The variety of problems that arise in diagnostics and treatment monitoring of GIST tumors requires a thorough knowledge of this disease on the part of the reporting radiologist; optimally, provided by training in centers specializing in the treatment of GIST. Also, the importance of the flow of information between clinicians and radiologists evaluating effectiveness of chemotherapy increases. Radiologists have to possess information on the type of drug the patient receives, its mechanism of action and duration of treatment.
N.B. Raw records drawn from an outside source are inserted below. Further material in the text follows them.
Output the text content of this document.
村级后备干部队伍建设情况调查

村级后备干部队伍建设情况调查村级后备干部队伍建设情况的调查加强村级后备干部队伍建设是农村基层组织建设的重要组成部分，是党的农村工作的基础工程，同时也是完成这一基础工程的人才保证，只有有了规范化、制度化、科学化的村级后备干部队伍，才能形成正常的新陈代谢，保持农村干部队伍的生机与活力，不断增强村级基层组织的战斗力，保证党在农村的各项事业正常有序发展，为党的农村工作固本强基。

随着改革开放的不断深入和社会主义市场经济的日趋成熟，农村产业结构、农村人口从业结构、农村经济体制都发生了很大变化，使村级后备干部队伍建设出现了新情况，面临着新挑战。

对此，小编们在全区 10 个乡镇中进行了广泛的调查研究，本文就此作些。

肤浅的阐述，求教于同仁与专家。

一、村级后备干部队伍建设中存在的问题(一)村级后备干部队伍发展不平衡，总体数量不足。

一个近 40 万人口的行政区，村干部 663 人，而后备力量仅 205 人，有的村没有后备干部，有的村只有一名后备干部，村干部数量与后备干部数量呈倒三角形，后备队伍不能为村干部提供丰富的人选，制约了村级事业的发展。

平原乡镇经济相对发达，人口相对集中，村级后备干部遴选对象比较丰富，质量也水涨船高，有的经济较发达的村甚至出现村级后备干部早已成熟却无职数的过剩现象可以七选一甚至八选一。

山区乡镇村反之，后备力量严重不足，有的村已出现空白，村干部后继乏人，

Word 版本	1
They also must know whether there were interruptions in treatment and if so, when it was discontinued. Lack of this information may result in incorrect interpretation of changes seen in radiological studies and have fatal consequences for the patient. Due to the appearance of new patterns of therapeutic response in targeted molecular therapy and unique patterns of neoplastic progression, the criteria for radiological evaluation using CT that are based on measurements of tumor dimensions should be changed.